🤖 AI Summary
Existing foundation models for time series struggle to effectively capture the complex inter-variable correlations in multivariate forecasting, limiting their predictive performance. To address this limitation, this work proposes CoRA—a lightweight, plug-and-play, correlation-aware adapter that enhances a model’s ability to represent variable dependencies during fine-tuning. CoRA innovatively decomposes the correlation matrix into time-varying and time-invariant low-rank components and introduces learnable polynomials to model dynamic correlations. Furthermore, it incorporates a dual contrastive learning mechanism with a heterogeneous partial contrastive loss to discern positive and negative correlation patterns—all without introducing additional inference overhead. Extensive experiments on ten real-world datasets demonstrate that CoRA significantly improves the multivariate forecasting accuracy of state-of-the-art time series foundation models.
📝 Abstract
Most existing Time Series Foundation Models (TSFMs) use channel independent modeling and focus on capturing and generalizing temporal dependencies, while neglecting the correlations among channels or overlooking the different aspects of correlations. However, these correlations play a vital role in Multivariate time series forecasting. To address this, we propose a CoRrelation-aware Adapter (CoRA), a lightweight plug-and-play method that requires only fine-tuning with TSFMs and is able to capture different types of correlations, so as to improve forecast performance.

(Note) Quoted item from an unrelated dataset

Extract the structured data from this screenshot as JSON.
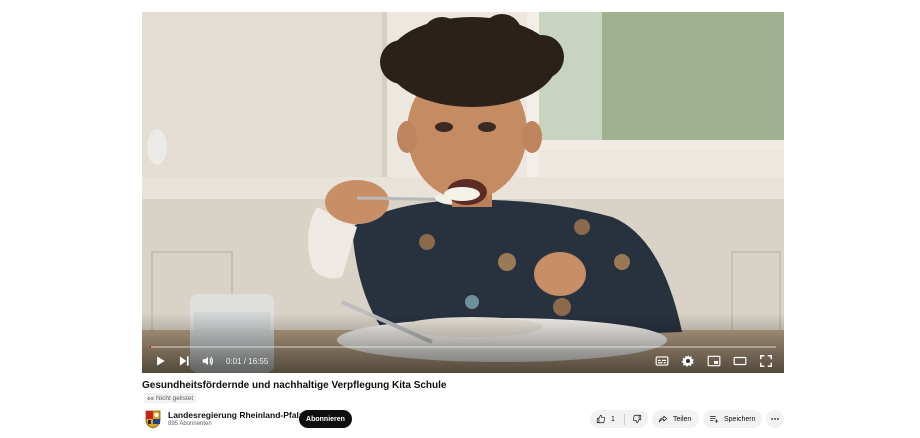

Specifically, to reduce complexity, we innovatively decompose the correlation matrix into low-rank Time-Varying and Time-Invariant components. For the Time-Varying component, we further design learnable polynomials to learn dynamic correlations by capturing trends or periodic patterns. To learn positive and negative correlations that appear only among some channels, we introduce a novel dual contrastive learning method that identifies correlations through projection layers, regulated by a Heterogeneous-Partial contrastive loss during training, without introducing additional complexity in the inference stage. Extensive experiments on 10 real-world datasets demonstrate that CoRA can improve TSFMs in multivariate forecasting performance.